With a cast as stacked as the one assembled by Canadian director Jonathan Sobol for his second feature, there’s no excuse for The Art of the Steal being as bland and lifeless as it ends up being. A comic heist caper that doesn’t have much heart and barely enough heisting, Sobol crafts a drab, plodding, and not altogether hilarious Guy Ritchie knock-off that revels in politeness instead of the nastier bits just beneath the surface.

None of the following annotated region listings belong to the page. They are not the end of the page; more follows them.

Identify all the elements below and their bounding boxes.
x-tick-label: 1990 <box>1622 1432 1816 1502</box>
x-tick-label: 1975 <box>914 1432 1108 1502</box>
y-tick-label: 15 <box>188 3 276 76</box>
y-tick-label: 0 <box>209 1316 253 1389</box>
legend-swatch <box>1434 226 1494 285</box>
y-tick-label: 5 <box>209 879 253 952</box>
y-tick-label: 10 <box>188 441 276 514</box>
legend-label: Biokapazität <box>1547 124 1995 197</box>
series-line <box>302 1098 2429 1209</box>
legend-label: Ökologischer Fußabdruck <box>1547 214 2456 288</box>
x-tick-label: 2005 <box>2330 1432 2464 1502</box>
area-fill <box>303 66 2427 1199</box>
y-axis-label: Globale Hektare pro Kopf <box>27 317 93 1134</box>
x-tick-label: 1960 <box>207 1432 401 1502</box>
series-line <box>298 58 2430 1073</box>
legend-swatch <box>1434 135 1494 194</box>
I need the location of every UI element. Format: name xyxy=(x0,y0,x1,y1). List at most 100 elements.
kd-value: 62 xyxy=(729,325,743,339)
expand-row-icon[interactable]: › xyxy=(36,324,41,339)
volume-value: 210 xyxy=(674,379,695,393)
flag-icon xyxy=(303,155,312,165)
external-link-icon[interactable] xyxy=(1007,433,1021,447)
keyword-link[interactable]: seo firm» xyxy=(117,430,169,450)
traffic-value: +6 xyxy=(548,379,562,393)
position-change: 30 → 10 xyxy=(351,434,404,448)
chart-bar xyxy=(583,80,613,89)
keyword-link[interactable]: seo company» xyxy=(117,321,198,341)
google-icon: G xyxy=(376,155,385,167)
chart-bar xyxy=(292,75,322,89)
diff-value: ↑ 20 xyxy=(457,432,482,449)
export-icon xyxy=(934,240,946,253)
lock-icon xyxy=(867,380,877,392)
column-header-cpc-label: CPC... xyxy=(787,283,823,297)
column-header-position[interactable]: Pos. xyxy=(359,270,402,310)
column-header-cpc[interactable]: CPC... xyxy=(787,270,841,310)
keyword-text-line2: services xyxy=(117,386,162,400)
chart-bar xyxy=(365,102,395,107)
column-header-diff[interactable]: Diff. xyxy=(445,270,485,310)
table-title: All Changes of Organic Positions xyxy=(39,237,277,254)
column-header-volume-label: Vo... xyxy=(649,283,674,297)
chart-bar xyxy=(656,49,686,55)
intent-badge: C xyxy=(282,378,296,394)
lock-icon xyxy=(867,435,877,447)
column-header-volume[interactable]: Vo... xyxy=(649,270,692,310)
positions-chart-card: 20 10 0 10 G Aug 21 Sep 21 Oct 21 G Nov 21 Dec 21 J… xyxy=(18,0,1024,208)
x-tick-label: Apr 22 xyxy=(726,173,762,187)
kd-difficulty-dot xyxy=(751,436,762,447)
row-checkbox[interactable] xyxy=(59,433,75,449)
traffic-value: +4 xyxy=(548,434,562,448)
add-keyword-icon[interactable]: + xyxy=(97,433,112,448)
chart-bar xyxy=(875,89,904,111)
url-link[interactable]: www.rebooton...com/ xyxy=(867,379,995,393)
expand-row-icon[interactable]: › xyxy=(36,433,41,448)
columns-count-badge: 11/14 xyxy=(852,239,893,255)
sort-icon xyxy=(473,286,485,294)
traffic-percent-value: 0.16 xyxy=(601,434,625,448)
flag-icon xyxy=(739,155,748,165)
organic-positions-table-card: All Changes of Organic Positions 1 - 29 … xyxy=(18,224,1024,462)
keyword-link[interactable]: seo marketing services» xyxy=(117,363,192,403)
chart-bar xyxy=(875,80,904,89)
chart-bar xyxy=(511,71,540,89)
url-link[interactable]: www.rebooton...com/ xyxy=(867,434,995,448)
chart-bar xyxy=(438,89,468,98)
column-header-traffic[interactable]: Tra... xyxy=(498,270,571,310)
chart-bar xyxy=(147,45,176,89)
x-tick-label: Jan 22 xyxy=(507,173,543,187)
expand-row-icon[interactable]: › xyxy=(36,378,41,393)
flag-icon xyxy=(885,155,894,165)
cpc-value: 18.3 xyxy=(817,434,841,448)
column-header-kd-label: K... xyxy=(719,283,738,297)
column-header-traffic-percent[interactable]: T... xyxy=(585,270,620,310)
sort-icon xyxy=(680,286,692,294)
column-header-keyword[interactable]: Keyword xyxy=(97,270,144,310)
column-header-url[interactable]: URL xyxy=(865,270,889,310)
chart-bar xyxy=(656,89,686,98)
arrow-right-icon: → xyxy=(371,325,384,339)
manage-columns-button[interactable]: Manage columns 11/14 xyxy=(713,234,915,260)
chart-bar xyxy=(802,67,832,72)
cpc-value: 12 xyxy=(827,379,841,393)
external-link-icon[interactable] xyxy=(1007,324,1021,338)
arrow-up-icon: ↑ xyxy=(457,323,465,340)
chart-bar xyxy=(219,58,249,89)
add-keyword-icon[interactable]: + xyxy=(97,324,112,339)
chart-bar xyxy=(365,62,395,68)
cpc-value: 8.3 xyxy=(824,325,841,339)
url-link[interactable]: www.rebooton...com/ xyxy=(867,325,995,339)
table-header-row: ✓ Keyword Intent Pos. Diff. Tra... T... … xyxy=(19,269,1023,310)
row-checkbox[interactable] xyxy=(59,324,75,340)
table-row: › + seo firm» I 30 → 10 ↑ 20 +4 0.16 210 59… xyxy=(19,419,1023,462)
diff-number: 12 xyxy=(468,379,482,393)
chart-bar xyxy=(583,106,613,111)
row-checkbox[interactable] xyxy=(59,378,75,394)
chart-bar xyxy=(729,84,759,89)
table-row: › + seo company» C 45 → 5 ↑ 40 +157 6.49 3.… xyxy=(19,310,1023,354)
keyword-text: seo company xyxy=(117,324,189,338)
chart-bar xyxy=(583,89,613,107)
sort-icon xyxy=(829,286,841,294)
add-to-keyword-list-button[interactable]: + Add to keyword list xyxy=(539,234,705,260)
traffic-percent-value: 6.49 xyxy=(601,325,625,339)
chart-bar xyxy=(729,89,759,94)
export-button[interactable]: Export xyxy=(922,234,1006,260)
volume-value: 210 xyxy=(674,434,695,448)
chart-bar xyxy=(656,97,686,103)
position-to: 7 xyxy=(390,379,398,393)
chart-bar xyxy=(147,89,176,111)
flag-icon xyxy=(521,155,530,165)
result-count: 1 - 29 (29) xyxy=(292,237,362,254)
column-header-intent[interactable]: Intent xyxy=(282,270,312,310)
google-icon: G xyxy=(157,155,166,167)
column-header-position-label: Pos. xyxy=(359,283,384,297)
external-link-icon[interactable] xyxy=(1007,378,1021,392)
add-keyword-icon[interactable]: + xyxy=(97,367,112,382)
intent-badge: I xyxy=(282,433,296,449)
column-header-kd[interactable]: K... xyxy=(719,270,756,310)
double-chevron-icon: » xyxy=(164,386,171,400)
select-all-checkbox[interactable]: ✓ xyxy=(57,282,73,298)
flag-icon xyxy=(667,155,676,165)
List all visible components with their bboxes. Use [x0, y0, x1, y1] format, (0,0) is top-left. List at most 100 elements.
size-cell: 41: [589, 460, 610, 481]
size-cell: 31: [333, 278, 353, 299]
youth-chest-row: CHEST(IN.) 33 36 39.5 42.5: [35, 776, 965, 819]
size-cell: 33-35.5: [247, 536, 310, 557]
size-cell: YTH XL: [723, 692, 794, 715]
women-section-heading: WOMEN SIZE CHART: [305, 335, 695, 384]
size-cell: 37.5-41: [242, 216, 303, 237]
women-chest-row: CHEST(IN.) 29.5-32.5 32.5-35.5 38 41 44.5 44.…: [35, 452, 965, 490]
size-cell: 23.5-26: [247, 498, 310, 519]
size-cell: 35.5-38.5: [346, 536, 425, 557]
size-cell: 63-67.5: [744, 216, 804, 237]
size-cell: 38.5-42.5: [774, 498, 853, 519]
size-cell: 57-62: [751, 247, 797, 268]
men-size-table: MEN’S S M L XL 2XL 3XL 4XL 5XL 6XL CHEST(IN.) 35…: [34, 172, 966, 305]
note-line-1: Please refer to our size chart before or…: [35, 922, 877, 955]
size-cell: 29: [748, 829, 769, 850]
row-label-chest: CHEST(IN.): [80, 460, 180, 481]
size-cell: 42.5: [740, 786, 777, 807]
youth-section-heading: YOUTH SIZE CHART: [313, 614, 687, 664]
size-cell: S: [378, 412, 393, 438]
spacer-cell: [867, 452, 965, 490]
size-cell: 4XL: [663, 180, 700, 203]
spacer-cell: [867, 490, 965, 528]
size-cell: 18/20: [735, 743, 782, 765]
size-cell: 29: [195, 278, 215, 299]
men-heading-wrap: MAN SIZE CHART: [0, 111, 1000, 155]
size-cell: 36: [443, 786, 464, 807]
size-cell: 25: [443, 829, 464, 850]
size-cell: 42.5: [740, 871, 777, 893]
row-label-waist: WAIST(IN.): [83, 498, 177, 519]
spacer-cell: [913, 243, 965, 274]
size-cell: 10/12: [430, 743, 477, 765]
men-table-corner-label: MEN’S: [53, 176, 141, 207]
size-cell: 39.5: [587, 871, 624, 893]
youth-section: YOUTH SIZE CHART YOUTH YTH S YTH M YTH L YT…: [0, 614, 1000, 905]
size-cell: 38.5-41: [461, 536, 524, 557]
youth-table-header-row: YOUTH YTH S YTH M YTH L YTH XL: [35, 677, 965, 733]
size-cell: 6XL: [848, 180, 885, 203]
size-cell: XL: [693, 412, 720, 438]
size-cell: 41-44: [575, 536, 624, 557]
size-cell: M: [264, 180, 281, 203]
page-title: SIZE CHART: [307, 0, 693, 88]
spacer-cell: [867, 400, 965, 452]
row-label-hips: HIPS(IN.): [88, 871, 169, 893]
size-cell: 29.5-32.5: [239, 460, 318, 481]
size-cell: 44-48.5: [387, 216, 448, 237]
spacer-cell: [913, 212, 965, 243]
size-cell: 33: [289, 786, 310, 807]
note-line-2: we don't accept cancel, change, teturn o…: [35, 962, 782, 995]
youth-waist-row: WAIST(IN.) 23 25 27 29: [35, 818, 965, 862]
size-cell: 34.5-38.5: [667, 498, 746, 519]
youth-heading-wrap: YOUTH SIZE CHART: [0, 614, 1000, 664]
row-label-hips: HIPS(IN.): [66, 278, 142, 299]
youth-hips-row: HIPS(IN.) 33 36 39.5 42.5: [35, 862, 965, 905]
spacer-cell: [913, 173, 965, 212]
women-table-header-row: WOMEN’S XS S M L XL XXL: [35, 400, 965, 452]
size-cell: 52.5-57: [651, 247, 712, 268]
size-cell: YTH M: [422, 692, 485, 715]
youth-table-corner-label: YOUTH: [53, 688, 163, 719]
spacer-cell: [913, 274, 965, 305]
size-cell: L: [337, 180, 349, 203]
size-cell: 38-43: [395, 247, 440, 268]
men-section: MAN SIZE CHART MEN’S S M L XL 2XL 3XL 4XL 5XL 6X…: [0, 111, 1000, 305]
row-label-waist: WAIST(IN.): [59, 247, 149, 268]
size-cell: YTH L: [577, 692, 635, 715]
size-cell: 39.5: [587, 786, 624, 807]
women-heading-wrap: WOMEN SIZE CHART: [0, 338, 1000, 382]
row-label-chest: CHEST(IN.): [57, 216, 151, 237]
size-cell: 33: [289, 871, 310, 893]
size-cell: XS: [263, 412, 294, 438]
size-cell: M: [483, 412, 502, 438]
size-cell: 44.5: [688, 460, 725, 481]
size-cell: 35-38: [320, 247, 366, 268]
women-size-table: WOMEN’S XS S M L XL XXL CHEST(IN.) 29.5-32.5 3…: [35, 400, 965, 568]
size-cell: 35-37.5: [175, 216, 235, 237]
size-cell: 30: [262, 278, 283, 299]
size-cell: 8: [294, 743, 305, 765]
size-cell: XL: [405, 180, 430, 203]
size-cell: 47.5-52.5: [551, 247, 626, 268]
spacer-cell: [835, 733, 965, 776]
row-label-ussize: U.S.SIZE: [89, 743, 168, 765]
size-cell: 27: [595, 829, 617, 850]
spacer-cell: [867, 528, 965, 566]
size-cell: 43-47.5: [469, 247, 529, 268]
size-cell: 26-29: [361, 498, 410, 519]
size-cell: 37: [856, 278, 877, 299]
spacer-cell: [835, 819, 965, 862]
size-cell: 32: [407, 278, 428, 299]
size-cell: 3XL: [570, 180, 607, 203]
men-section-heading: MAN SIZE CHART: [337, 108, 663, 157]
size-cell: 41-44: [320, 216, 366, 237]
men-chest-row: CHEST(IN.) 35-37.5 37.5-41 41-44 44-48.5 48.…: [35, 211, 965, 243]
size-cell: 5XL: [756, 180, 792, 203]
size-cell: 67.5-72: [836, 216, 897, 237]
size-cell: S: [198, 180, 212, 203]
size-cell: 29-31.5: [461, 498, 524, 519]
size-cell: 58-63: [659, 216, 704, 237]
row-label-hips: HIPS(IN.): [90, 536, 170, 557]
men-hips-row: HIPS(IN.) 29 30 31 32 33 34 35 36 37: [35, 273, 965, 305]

Crunch Calhoun (Kurt Russell) has recently been released from a Polish prison after taking the fall for his brother Nicky (Matt Dillon) in an art theft that went south. Returning home, he takes a gig as a motorcycle stuntman willing to take dangerous dives for money, much to the chagrin of his concerned and faithful new assistant Francie (Jay Baruchel). After a thug comes looking for Nicky and a missing Seurat painting, Crunch gets drawn back into joining the old gang to steal the almost mythical Gutenberg printing of The Gospel According to James. An FBI stooge (Jason Jones) and his reluctant former master thief partner (Terence Stamp) are hot on their heels, but Crunch might have more to worry about if Nicky goes back to his old double crossing ways.
The problem here isn’t the cast or the material itself, which could have worked with maybe a couple more drafts before going in front of the camera. The whole affair comes with what looks like a nifty final twist on paper, but still doesn’t make a lot of sense. It makes the whole affair seem like more work that it was ultimately worth and it’s pretty anti-climactic, but it still could have worked with some gentle tweaking.
Sobol lucks into a cast that’s pretty much incapable of being bad at what they do, which goes just far enough to make viewers want to see what they’ll do next. Russell brings the same sort of weariness he’s been cultivating for a couple of decades now to his first leading role in what feels like ages, making Crunch a likeable, no bullshit hero. Dillon might not be stretching himself beyond giving the same performance he gives in every film, but it works as the slimy foil of the group. Chris Diamantopoulous and Kenneth Welsh get in a few good moments as the French art forger and smooth talking connections guy, respectively. Katheryn Winnick gets misused until the very end as Crunch’s potentially gold digging girlfriend, but at least the end explains her character well enough. The film, however, belongs to Baruchel, Stamp, and Jones who get the only genuinely hilarious scenes in the film. Watching Baruchel’s bumbling, but eager helper try to cross the US-Canadian border without anyone looking in the trunk of his car is beyond priceless. Jones and Stamp, on the other hand, have such a great chemistry that a spin-off of these two characters might have been a better idea.
The blame for the film’s ultimate failure sadly rests at the feet of Sobol, who delivers one of the dullest looking and most monotonously paced examples of the genre. Filmed in and around the already dreary and lifeless Niagara Falls, the film is so visually harsh and gray looking it almost hurts to watch. Every bit of colour and life has been drained from the production to a disturbing degree, and when the characters are supposed to be a bit larger than life, at times it feels like the setting is actively depressing the actors and causing them to be a lot more understated than they should be. The material and the setting feel out of place from each other.
What underlines the film’s stylistic problems even more is how Sobol employs the same sort of fast cutting, frenetic editing that made his previous outing (A Beginners Guide to Endings) a little more special despite not really being an action comedy. Now that he has made an action comedy, he rightfully chooses a style that should work, but instead delivers a poorly assembled final product with no life being breathed into it as a result of the chaotic editing. It hurts here far more than it helps, and the film’s obvious budget limitations aren’t doing anyone any favours.
The Art of the Steal is a film that people should want to like, but it goes out of its way to be visually and narratively off-putting. And yet, it’s easy to see why it attracted so many talented people to the production. The germ of a good idea is still there, but everything about it feels rushed to accommodate the schedules of those involved. A little more time and effort could have gone a long way. It’s more of a smash and grab than a cunning caper.